My boyfriend said that he got intimate with his best friend
My life was going pretty well with typical teenage things until I decided to go to Bangalore for my higher studies. I went there, and the first months were fine. Then I met him. He was my friend’s friend. At first, we just talked, and eventually, we fell in love. At that time, he was about to break up with his girlfriend (as he said). We continued our relationship to the next level. We had many moments together, and finally, I completed my course and planned to return to Bangalore for a job. I returned home, and he stayed in Bangalore. Later, he told me that his friend was coming to Bangalore for a job-related thing and needed a place to stay, and it would be better for her to stay with him. I was not okay with it at first, but he convinced me (she was his best friend). I finally agreed, and she arrived in Bangalore. The next day was my birthday. They both wished me, and I was happy. She left Bangalore that day for work. On that day, he was acting strange, and I asked him what happened. He said it was nothing and that he was okay. The next morning, he told me he was a bad guy and I was a nice girl and other things like that. I was confused and didn’t understand what he was trying to say. Then he said he and his best friend had s*x the previous night, on my birthday. I was shocked and heartbroken. Later, he said he was joking or making up a story to tease me. The worst thing was that I trusted him blindly.

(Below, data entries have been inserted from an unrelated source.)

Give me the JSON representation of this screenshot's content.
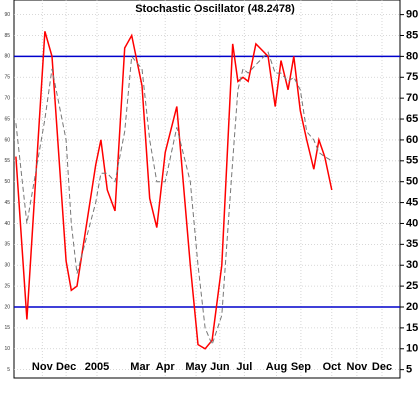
{
  "chart_data": {
    "type": "line",
    "title": "Stochastic Oscillator (48.2478)",
    "x": [
      0.3,
      2.0,
      4.8,
      5.9,
      8.1,
      8.9,
      9.8,
      12.7,
      13.5,
      14.5,
      15.7,
      17.2,
      18.3,
      19.9,
      21.1,
      22.2,
      23.5,
      25.3,
      27.4,
      28.6,
      29.7,
      30.8,
      32.3,
      34.0,
      34.8,
      35.6,
      36.4,
      37.6,
      39.5,
      40.6,
      41.5,
      42.6,
      43.5,
      44.5,
      45.5,
      46.6,
      47.4,
      48.3,
      49.4
    ],
    "series": [
      {
        "color": "#ff0000",
        "dash": false,
        "values": [
          56,
          17,
          86,
          80,
          31,
          24,
          25,
          54,
          60,
          48,
          43,
          82,
          85,
          73,
          46,
          39,
          57,
          68,
          30,
          11,
          10,
          12,
          30,
          83,
          74,
          75,
          74,
          83,
          80,
          68,
          79,
          72,
          80,
          67,
          60,
          53,
          60,
          56,
          48
        ]
      },
      {
        "color": "#777777",
        "dash": true,
        "values": [
          64,
          40,
          65,
          77,
          60,
          40,
          28,
          45,
          52,
          52,
          50,
          62,
          80,
          77,
          60,
          50,
          50,
          63,
          50,
          30,
          15,
          11,
          18,
          55,
          72,
          77,
          76,
          78,
          81,
          76,
          76,
          74,
          75,
          72,
          62,
          60,
          57,
          56,
          55
        ]
      }
    ],
    "xlim": [
      0,
      60
    ],
    "xticks": [
      {
        "value": 4.4,
        "label": "Nov"
      },
      {
        "value": 8.1,
        "label": "Dec"
      },
      {
        "value": 12.9,
        "label": "2005"
      },
      {
        "value": 19.6,
        "label": "Mar"
      },
      {
        "value": 23.5,
        "label": "Apr"
      },
      {
        "value": 28.3,
        "label": "May"
      },
      {
        "value": 32,
        "label": "Jun"
      },
      {
        "value": 35.8,
        "label": "Jul"
      },
      {
        "value": 40.8,
        "label": "Aug"
      },
      {
        "value": 44.6,
        "label": "Sep"
      },
      {
        "value": 49.4,
        "label": "Oct"
      },
      {
        "value": 53.3,
        "label": "Nov"
      },
      {
        "value": 57.2,
        "label": "Dec"
      }
    ],
    "ylim": [
      3,
      93.5
    ],
    "yticks": [
      5,
      10,
      15,
      20,
      25,
      30,
      35,
      40,
      45,
      50,
      55,
      60,
      65,
      70,
      75,
      80,
      85,
      90
    ],
    "reference_lines": [
      20,
      80
    ],
    "reference_color": "#0000cc",
    "grid": true
  }
}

After some months, he forced me to go back to Bangalore and stay with him, but I was not ready. He threatened to call my parents and tell them about our relationship, including that we had s*x and show them pictures as evidence. I had no other option and decided to go to him, leaving my parents, which I regret deeply. He came to pick me up in my hometown, and I went with him. After my parents found out, they complained to the police, who reached out to us and asked us to come to the police station. While we were on the train, he accused me of being with other guys and acted crazy. I was scared, and he warned me about the pictures and asked me to tell the police that I would go back with him and not with my parents. I was forced to say that, but my parents brought me back home, saying they were ready for marriage with him, which I was not interested in but was forced to agree to.
While I was home, my parents and friends investigated his past and found out that he was a drug addict and had other serious issues. I had no other option but to stay with him because of his threats. Finally, I found out that the incident with his best friend was true, and so were the things my parents discovered. My parents and friends supported me, telling me not to worry about his threats. I decided to leave him and was ready to face anything that might happen. My parents finally called him and told him I was no longer in the relationship. When he heard this, he behaved like a psycho, and his mom started threatening my parents. But I stood by my parents’ side, and we fought against him and his family. I was depressed for months and still haven’t fully recovered. My father and brother still don’t fully trust me and are not recovered from the trauma, just like me. They still fear I might go back to him. But my mom has been the only one who has supported me all along. I regret choosing him over my family. The pain I’m living with now is indescribable. I’m still trying to recover with the support of my loved ones. He threatened me for months (without my parents knowing), but my friends and I fought back. Now he’s not showing up, and if he does, I’m determined not to give up and to face him. My friends and family are the best things that have happened to me. I’m now focused on building my career and promised my parents and myself that I won’t fall into another relationship or go against their wishes again. I’m still not in touch with my brother, and that hurts me. I hope he will forgive me one day.
I can’t smile openly. I smile during the day to show my family that I’m okay, but at night, I’m haunted by the worst memories and the things I did to my parents and friends. There is so much more that happened that I can’t write it all down. I regret my past and am ready to do anything to make my family happy. But something is holding me back from being my old self. I’m trying my best. Recently, another guy expressed his love for me, but I’m still scared of relationships. I told him that I’m not interested in a relationship or going against my parents’ wishes. He’s still not ready to give up on me and says he loves me for who I am, not my past. But I won’t fall for him because I’m still scared of relationships. I tried to make him understand, and he accepted my request reluctantly. He said that if I ever change my mind, I should go back to him. Do you think it’s okay for me to let him propose to my family about his interest in me? Is that the right thing to do, or should I let him give up on me? I’m still traumatized and don’t know what to say. I can’t trust anyone easily. That’s how I am traumatized.